Miller: "Yet for all its worldwide interest and hours of
television time, soccer escapes many of us" (STAR-NEWS,
7/5). In Toronto, Stephen Brunt adds that "less than a
month after it began with high hopes," the '98 World Cup
"seems to be heading toward an entirely satisfying
conclusion." Brunt added, "All those intimations of
disaster that surrounded the tournament's opening have
pretty much come to naught," and "hooliganism ceased to be
an issue precisely at the moment England was eliminated"
from the tournament (Toronto GLOBE & MAIL, 7/7).
ON THE OTHER HAND: BUSINESS WEEK's William Echikson
writes that France's "month-long soccer fiesta has turned
into a fiasco, in large part" due to a shortage of tickets.

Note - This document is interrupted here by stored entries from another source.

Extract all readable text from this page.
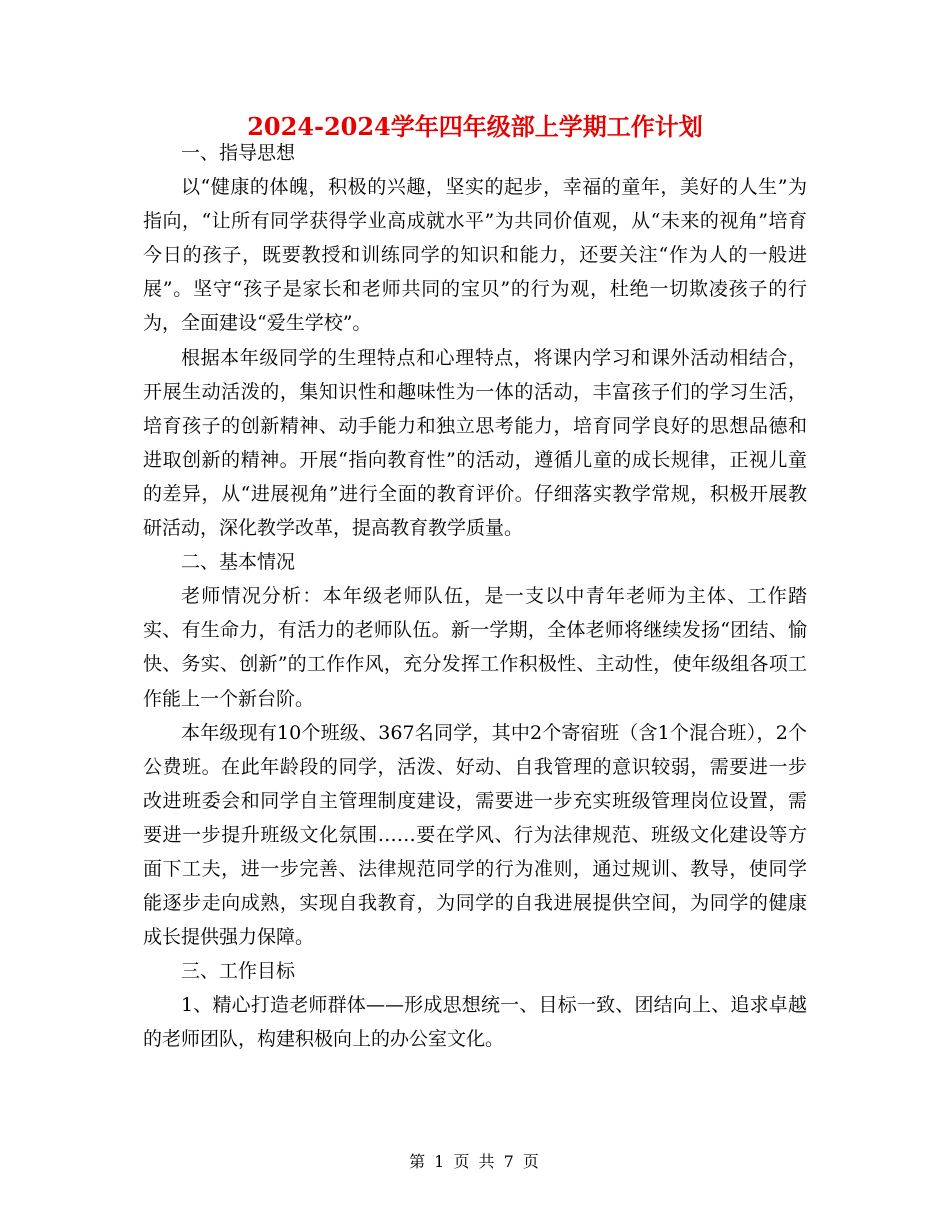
2024-2024学年四年级部上学期工作计划

一、指导思想

以“健康的体魄，积极的兴趣，坚实的起步，幸福的童年，美好的人生”为指向，“让所有同学获得学业高成就水平”为共同价值观，从“未来的视角”培育今日的孩子，既要教授和训练同学的知识和能力，还要关注“作为人的一般进展”。坚守“孩子是家长和老师共同的宝贝”的行为观，杜绝一切欺凌孩子的行为，全面建设“爱生学校”。

根据本年级同学的生理特点和心理特点，将课内学习和课外活动相结合，开展生动活泼的，集知识性和趣味性为一体的活动，丰富孩子们的学习生活，培育孩子的创新精神、动手能力和独立思考能力，培育同学良好的思想品德和进取创新的精神。开展“指向教育性”的活动，遵循儿童的成长规律，正视儿童的差异，从“进展视角”进行全面的教育评价。仔细落实教学常规，积极开展教研活动，深化教学改革，提高教育教学质量。

二、基本情况

老师情况分析：本年级老师队伍，是一支以中青年老师为主体、工作踏实、有生命力，有活力的老师队伍。新一学期，全体老师将继续发扬“团结、愉快、务实、创新”的工作作风，充分发挥工作积极性、主动性，使年级组各项工作能上一个新台阶。

本年级现有10个班级、367名同学，其中2个寄宿班（含1个混合班），2个公费班。在此年龄段的同学，活泼、好动、自我管理的意识较弱，需要进一步改进班委会和同学自主管理制度建设，需要进一步充实班级管理岗位设置，需要进一步提升班级文化氛围……要在学风、行为法律规范、班级文化建设等方面下工夫，进一步完善、法律规范同学的行为准则，通过规训、教导，使同学能逐步走向成熟，实现自我教育，为同学的自我进展提供空间，为同学的健康成长提供强力保障。

三、工作目标

1、精心打造老师群体——形成思想统一、目标一致、团结向上、追求卓越的老师团队，构建积极向上的办公室文化。

第 1 页 共 7 页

Echikson: "The result was an unnecessarily vicious black
market. If tickets had been sold in a more transparent,
evenhanded fashion, even some of the regrettable violence
... might have been avoided." Echikson adds that FIFA got
24% of the tickets to give to national soccer associations,
but critics say "many of these seats ended up on the black
market" (BUSINESS WEEK, 7/13 issue). Shulman, Ellison &
Hughes of NEWSWEEK report that France "has become a scalper
bazaar," as the law of supply-and-demand has transformed the
country "into an open-air ticket market, with prices for the
July 12 final hitting $4,000" (NEWSWEEK, 7/13 issue).